Pedro Hallal
Jogue a primeira pedra a mãe ou o pai ou mãe que, viajando de carro com os filhos, nunca ouviu essa pergunta
Passei toda a minha infância em Pelotas, no Rio Grande do Sul, cidade onde moro até hoje. No entanto, bastava chegarem as férias de verão que começavam os planejamentos para a tão desejada viagem para Itapema, em Santa Catarina.
Religiosamente uma vez por ano, quase sempre em fevereiro, lá estava a minha família, enfrentando, de carro, a longa viagem (a BR-101 não era duplicada na época) que separa Pelotas de Itapema.
Sou o irmão no meio de duas irmãs, uma mais velha e outra mais moça. Todos somos ansiosos, mas eu sempre fui o mais ansioso dos três. Portanto, antes mesmo de chegar a Porto Alegre, eu já disparava para o meu pai e minha mãe: "Falta muito?"
Meu pai e minha mãe normalmente respondiam com paciência, dizendo que já tínhamos andado bastante, mas que ainda faltava um bocado. De vez em quando, lá pela divisa entre o Rio Grande do Sul e Santa Catarina, uma das minhas irmãs fazia a mesma pergunta. E recebia a mesma resposta.
Mas quando chegávamos no inevitável engarrafamento perto de Laguna, os três irmãos sempre repetiam a pergunta. E o pai e a mãe agora respondiam: "Estamos quase chegando."
Jogue a primeira pedra a mãe ou o pai ou mãe que, viajando de carro com os filhos, nunca ouviu essa pergunta.
Desde as primeiras semanas da pandemia, ouço essa pergunta com muita regularidade. Mas normalmente ela não vem apenas das crianças, mas especialmente dos adultos e dos idosos. É natural: todos estamos ansiosos para que a pandemia vá embora de uma vez por todas das nossas vidas.
Alguns "especialistas", lá no começo da pandemia, diziam que a pandemia acabaria em poucas semanas. Aliás, os mesmos "especialistas" diziam que, no total, o Brasil teria umas 800 mortes por Covid-19. E o mais impressionante é que os tais "especialistas" nunca vieram a público admitir o erro. Ao contrário, sempre que entrevistados, eles repetem a mesma resposta: "Faltam poucas semanas para a pandemia acabar."
Um tempo atrás, escrevi uma coluna prevendo que o final da pandemia no Brasil seria próximo da virada do ano. Na época, o texto causou muitas reações. A maioria das pessoas bastante felizes de ouvirem uma palavra esperançosa vinda de um epidemiologista. No entanto, outras pessoas, inclusive colegas, acharam que a previsão era demasiadamente otimista.

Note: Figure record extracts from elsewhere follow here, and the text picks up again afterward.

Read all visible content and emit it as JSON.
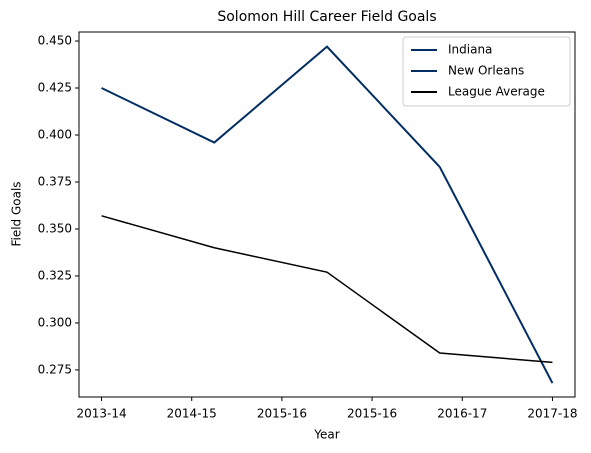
{
  "chart_data": {
    "type": "line",
    "title": "Solomon Hill  Career Field Goals",
    "xlabel": "Year",
    "ylabel": "Field Goals",
    "x": [
      0,
      1,
      2,
      3,
      4
    ],
    "series": [
      {
        "name": "Indiana",
        "color": "#002d62",
        "values": [
          0.425,
          0.396,
          0.447,
          0.383,
          null
        ]
      },
      {
        "name": "New Orleans",
        "color": "#002d62",
        "values": [
          null,
          null,
          null,
          0.383,
          0.268
        ]
      },
      {
        "name": "League Average",
        "color": "#000000",
        "values": [
          0.357,
          0.34,
          0.327,
          0.284,
          0.279
        ]
      }
    ],
    "xlim": [
      -0.2,
      4.2
    ],
    "xticks": [
      {
        "value": 0,
        "label": "2013-14"
      },
      {
        "value": 0.8,
        "label": "2014-15"
      },
      {
        "value": 1.6,
        "label": "2015-16"
      },
      {
        "value": 2.4,
        "label": "2015-16"
      },
      {
        "value": 3.2,
        "label": "2016-17"
      },
      {
        "value": 4.0,
        "label": "2017-18"
      }
    ],
    "ylim": [
      0.2606,
      0.4548
    ],
    "yticks": [
      {
        "value": 0.275,
        "label": "0.275"
      },
      {
        "value": 0.3,
        "label": "0.300"
      },
      {
        "value": 0.325,
        "label": "0.325"
      },
      {
        "value": 0.35,
        "label": "0.350"
      },
      {
        "value": 0.375,
        "label": "0.375"
      },
      {
        "value": 0.4,
        "label": "0.400"
      },
      {
        "value": 0.425,
        "label": "0.425"
      },
      {
        "value": 0.45,
        "label": "0.450"
      }
    ],
    "legend": "upper right"
  }
}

Em seguida, veio a chegada da variante delta no Brasil, e começou um cabo de guerra entre a variante e a campanha de vacinação. Alguns especialistas, com base na realidade internacional, previram que a delta iria bombar no Brasil, o que infelizmente não ocorreu. Hoje, já dá para dizer que a vacinação conseguiu, pelo menos, segurar a variante no cabo de guerra.
O gráfico que acompanha esse texto mostra a média móvel de óbitos (por 1 milhão de pessoas) por Covid-19 no Brasil desde o início da pandemia. Não há como olhar para esse gráfico sem algum otimismo. A queda vem sendo sustentada por várias semanas, mesmo com a ampla circulação da variante delta no país. Com isso, é hora de revisitar a pergunta: "Falta muito?"
Minha visão é de que o pior já passou. Com mais de 70% da população vacinada com pelo menos uma dose, não consigo imaginar um cenário em que voltaremos aos números assustadores (2.000 mortes por dia) observados no começo de 2021.
Ao contrário, é bastante provável que os números jamais aumentem nem sequer para perto de 1.000 mortes por dia, o que foi observado por um longo tempo no segundo semestre de 2020. O mais provável é que sequer voltemos a uma média de 500 mortes por dia daqui para a frente.
Nenhuma previsão é 100% garantida, mas 2022 tem tudo para ser muito melhor do que 2021, tanto na pandemia quanto na política. "Falta muito?"